Vidhya merajuk.
"Ayolah, Mbak. Aku janji gak lagi cekokin kopi lagi ke Mbak," katanya.
Aku menatap curiga. Bukan sekali dua kali perempuan penuh candu ini berjanji seperti itu. Selalu berhasil meyakinkan. Dan ujung-ujungnya ?
Gak ! Aku harus bisa menolak saat ini.
Menolak ? Emang aku sanggup ?
Kulepas nafas agak kasar.
"Malam aja kalau gitu. Lepas kantoran, aku mau balik tiduran dulu sebentar," kataku akhirnya.
"Nah !" Vidhya bersorak. Saking girangnya, dua gundukan dadanya seakan ikut bersorak melompat. Kali ini aku lempeng saja. Kecurigaanku masih lebih besar dari fikiran liarku saat ini.
"Aku apa Mbak yang jemput ntar malam?" tanyanya.
Belakangan, Vidhya begitu dekatnya.Hampir setiap jam istirahat, dia mampir ke ruanganku. Sekedar celoteh lagi-lagi soal kopi atau menemaniku menghabiskan jatah makan siangku.

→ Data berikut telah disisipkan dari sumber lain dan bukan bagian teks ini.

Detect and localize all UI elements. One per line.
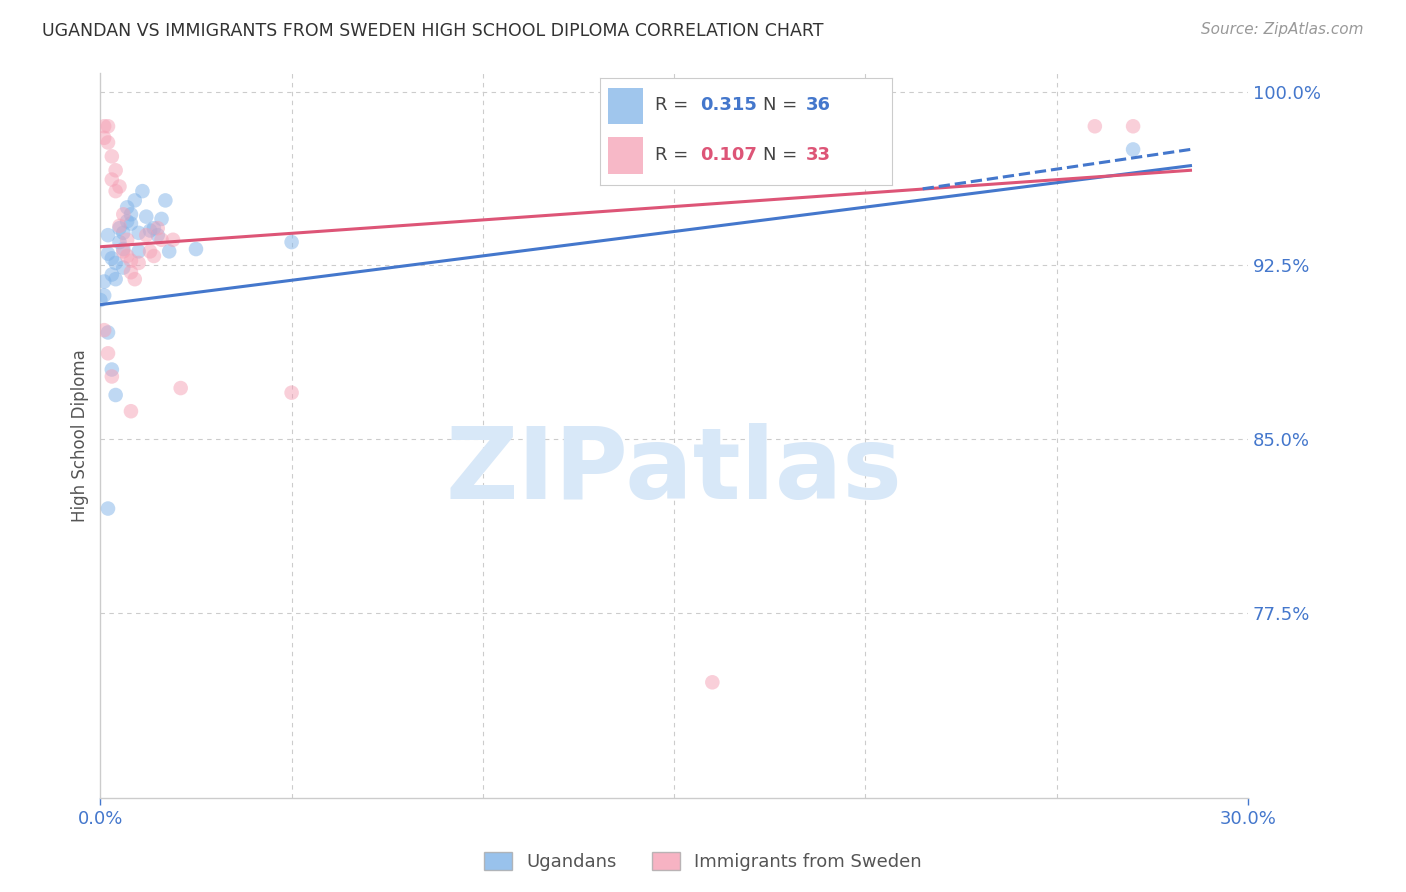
Legend: Ugandans, Immigrants from Sweden: Ugandans, Immigrants from Sweden — [477, 845, 929, 879]
Point — [93, 323, 115, 337]
Point — [157, 244, 180, 259]
Point — [150, 211, 173, 226]
Point — [112, 242, 135, 256]
Point — [108, 219, 131, 233]
Point — [120, 207, 142, 221]
Text: Source: ZipAtlas.com: Source: ZipAtlas.com — [1201, 22, 1364, 37]
Point — [702, 675, 724, 690]
Point — [115, 200, 138, 214]
Text: ZIPatlas: ZIPatlas — [446, 424, 903, 520]
Point — [112, 244, 135, 259]
Point — [131, 184, 153, 198]
Text: UGANDAN VS IMMIGRANTS FROM SWEDEN HIGH SCHOOL DIPLOMA CORRELATION CHART: UGANDAN VS IMMIGRANTS FROM SWEDEN HIGH S… — [42, 22, 824, 40]
Point — [120, 404, 142, 418]
Point — [124, 272, 146, 286]
Point — [115, 214, 138, 228]
Point — [97, 136, 120, 150]
Point — [1122, 120, 1144, 134]
Point — [184, 242, 207, 256]
Point — [280, 235, 302, 249]
Point — [150, 233, 173, 247]
Point — [101, 369, 124, 384]
Point — [108, 235, 131, 249]
Point — [128, 244, 150, 259]
Point — [93, 120, 115, 134]
Y-axis label: High School Diploma: High School Diploma — [72, 349, 89, 522]
Point — [108, 221, 131, 235]
Point — [115, 249, 138, 263]
Point — [146, 221, 169, 235]
Point — [135, 210, 157, 224]
Point — [97, 501, 120, 516]
Point — [97, 120, 120, 134]
Point — [120, 253, 142, 268]
Point — [146, 228, 169, 243]
Point — [120, 265, 142, 279]
Point — [135, 228, 157, 243]
Point — [101, 252, 124, 266]
Point — [97, 228, 120, 243]
Point — [128, 256, 150, 270]
Point — [93, 288, 115, 302]
Point — [128, 226, 150, 240]
Point — [115, 233, 138, 247]
Point — [104, 272, 127, 286]
Point — [89, 293, 111, 307]
Point — [108, 179, 131, 194]
Point — [101, 268, 124, 282]
Point — [139, 244, 162, 259]
Point — [104, 256, 127, 270]
Point — [1084, 120, 1107, 134]
Point — [112, 260, 135, 275]
Point — [97, 246, 120, 260]
Point — [93, 131, 115, 145]
Point — [93, 275, 115, 289]
Point — [101, 149, 124, 163]
Point — [124, 194, 146, 208]
Point — [97, 326, 120, 340]
Point — [112, 207, 135, 221]
Point — [155, 194, 177, 208]
Point — [170, 381, 193, 395]
Point — [139, 223, 162, 237]
Point — [104, 184, 127, 198]
Point — [280, 385, 302, 400]
Point — [142, 249, 165, 263]
Point — [101, 172, 124, 186]
Point — [104, 388, 127, 402]
Point — [142, 221, 165, 235]
Point — [104, 163, 127, 178]
Point — [120, 217, 142, 231]
Point — [101, 362, 124, 376]
Point — [97, 346, 120, 360]
Point — [162, 233, 184, 247]
Point — [1122, 143, 1144, 157]
Point — [112, 226, 135, 240]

Dan semakin dia dekat, aku semakin kasmaran dibuatnya. Kami seperti terikat sesuatu. Kimistri antara kami, begitu kuatnya.

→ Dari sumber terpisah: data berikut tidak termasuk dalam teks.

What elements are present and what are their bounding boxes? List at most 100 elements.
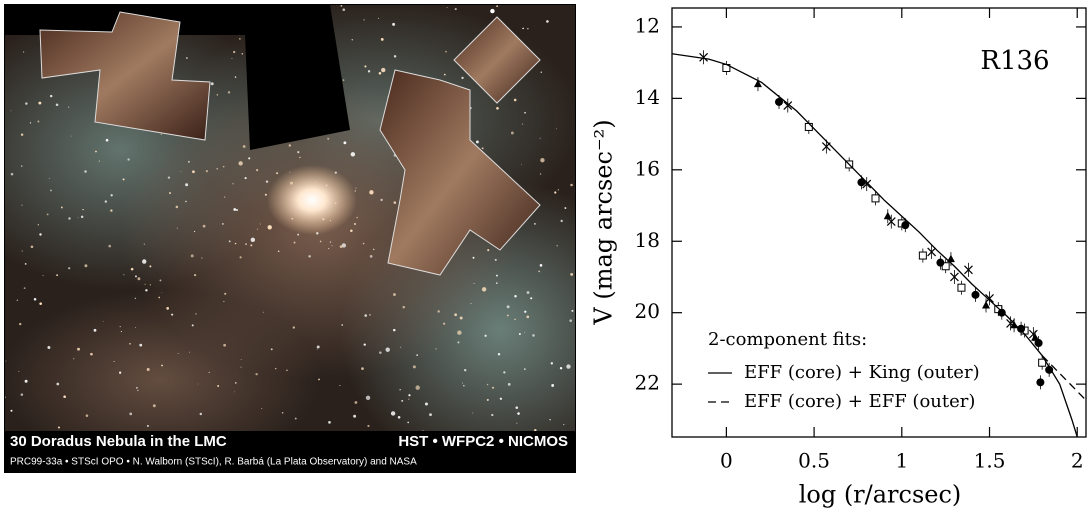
x-tick-label: 2 [1071,449,1084,473]
star [422,430,424,431]
star [191,324,194,327]
star [47,345,51,349]
data-point [871,194,880,203]
plot-frame [671,7,1087,438]
star [217,385,220,387]
y-tick-label: 16 [635,156,660,180]
data-point [1036,378,1045,387]
star [319,240,322,243]
star [130,267,134,271]
star [108,244,112,248]
star [294,417,297,420]
star [564,207,567,210]
star [486,398,489,401]
data-point [985,293,994,303]
star [380,198,383,202]
star [379,351,382,354]
star [167,176,171,179]
star [522,123,524,125]
star [113,360,115,363]
star [105,138,109,142]
star [571,309,574,312]
star [515,406,519,409]
star [539,264,543,267]
star [233,391,235,393]
star [372,248,375,251]
data-point [971,290,980,299]
star [20,393,24,396]
star [399,389,401,391]
star [570,183,573,187]
star [187,160,190,163]
star [470,303,472,305]
star [139,343,143,347]
star [510,131,514,135]
star [297,233,300,236]
star [367,424,370,427]
star [197,383,199,385]
legend-label: EFF (core) + EFF (outer) [744,391,975,412]
star [129,343,131,345]
star [37,120,40,123]
star [221,222,224,225]
star [445,50,447,53]
star [487,249,490,252]
star [195,313,197,315]
star [523,331,525,333]
star [67,106,70,108]
star [192,170,195,174]
star [159,279,162,282]
star [68,267,71,270]
star [149,284,152,286]
star [210,82,214,86]
star [499,397,503,400]
star [361,367,364,370]
star [250,244,253,247]
star [242,145,246,148]
star [82,209,84,211]
star [224,196,226,198]
star [354,401,358,404]
data-point [1038,358,1047,367]
star [551,384,555,387]
star [24,379,28,383]
star [90,352,93,356]
star [380,37,384,41]
star [208,371,210,374]
star [145,289,148,292]
star [341,324,343,326]
star [241,52,244,55]
star [21,204,23,206]
star [216,167,218,170]
star [29,122,32,124]
star [146,424,149,427]
star [21,165,23,167]
star [518,332,521,336]
star [473,282,475,285]
star [316,348,318,350]
data-point [883,211,892,220]
data-point [901,221,910,230]
star [454,8,457,11]
star [127,158,130,161]
star [171,313,174,316]
star [264,193,267,196]
star [152,404,156,408]
star [513,98,517,102]
star [393,55,397,58]
star [267,225,272,230]
star [19,322,22,326]
star [539,137,541,139]
data-point [1031,333,1040,341]
star [39,302,42,305]
star [270,348,273,351]
star [563,424,565,426]
star [70,135,72,137]
star [10,110,12,112]
star [524,310,527,313]
star [532,334,535,337]
star [169,192,171,194]
data-point [775,97,784,106]
y-tick-label: 22 [635,371,660,395]
star [255,372,258,376]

Entah. Mungkin aku saja yang begitu merasanya. Aku merasa, si ceriwis pun punya rasa sepertiku. Jatuh cinta. Dan aku berharap itu. Teramat sangat berharap. Berharap dia merasakan kasmaran yang aku rasakan.
"Aku apa Mbak, nih yang jemput ntar malam ? Malah bengong,"
"Aku aja. Jam 8 yah," balasku.
"Yes. Oke Mbak. Kalau gitu aku balik ke atas dulu. Hampir kelar jam istirahatnya," katanya.
Dan tanpa persetujuanku, Vidhya berlalu begitu saja.
Seperti itulah dia sejak kedekatan kami yang semakin dekat. Sesuka-sukanya dia. Tapi aku sama sekali tidak keberatan. Jatuh cinta membuatku menafikan semua hal-hal yang tak semestinya.Kehadiran Vidhya pun kuibaratkan bagai magnet dengan kekuatan dua kutub yang luar biasa dan mampu menarik seluruh kekuatan yang aku punya. Merubahku menjadi penurut. Penurut yang betul-betul manut.
Seolah tak ada daya menolak setiap inginnya. Setiap inginnya bagai puisi paling romantis yang membuatku seperti penghamba, yang pasrah mengikuti semua yang dia mau. Vidhya, menguasai seluruh apapun dalam hidupku. Dan aku menikmati penguasaan itu. Penguasaan atas diriku.